Tickets will be available at the door for $25. Kids 12 and under are free.

Food will be available for purchase. The Shell Commmunity Hall is fixing lasagna, salad and desserts. Stoelk said that while it’s meant to be for the riders, anything leftover after they’ve been served will be made available to the public. Tickets are $10 for adults, $5 for children. Two food trucks will also be outside — one run by 307 Pizza of Cody, the other featuring Mexican food and belonging to Kathy Haley.

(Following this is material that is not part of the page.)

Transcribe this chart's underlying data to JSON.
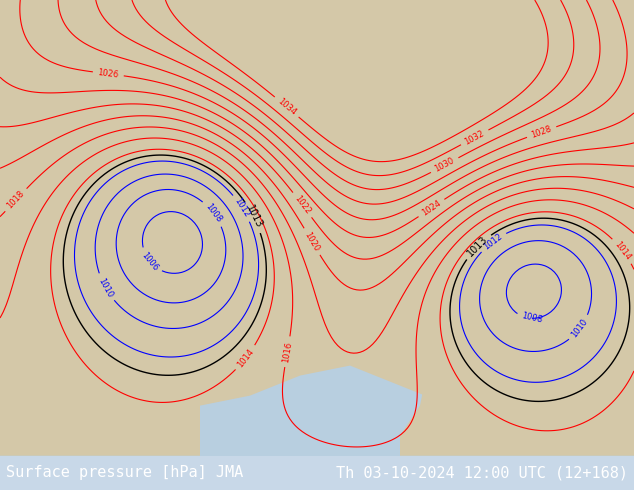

A silent auction, 50/50 drawing and bike raffle are also planned.

Stoelk said one new addition this year is the sale of tribute signs. Like the luminaries that are set out for Relay for Life events, the tribute signs honor “people who are battling against cancer right now or in memoriam for those who have died,” Stoelk said. They will be placed along the highway for the bike ride and outside the Shell Community Hall for the remainder of the day.

The best part of all, Stoelk said, is that in addition to being a fun community event, all of the money that is generated stays right here in the Big Horn Basin.

“It may not seem like much to you or me, but a $300 gas card to someone in the throes of cancer is not only a help to them monetarily, but it also shows them that people care and that they aren’t in the battle alone,” said Stoek.

In addition to gas cards, PEAKS has also provided grocery and even rent money for patients who are struggling to make ends meet. Patients who would like to apply for the assistance must do so through their physician or health care provider, said Stoelk.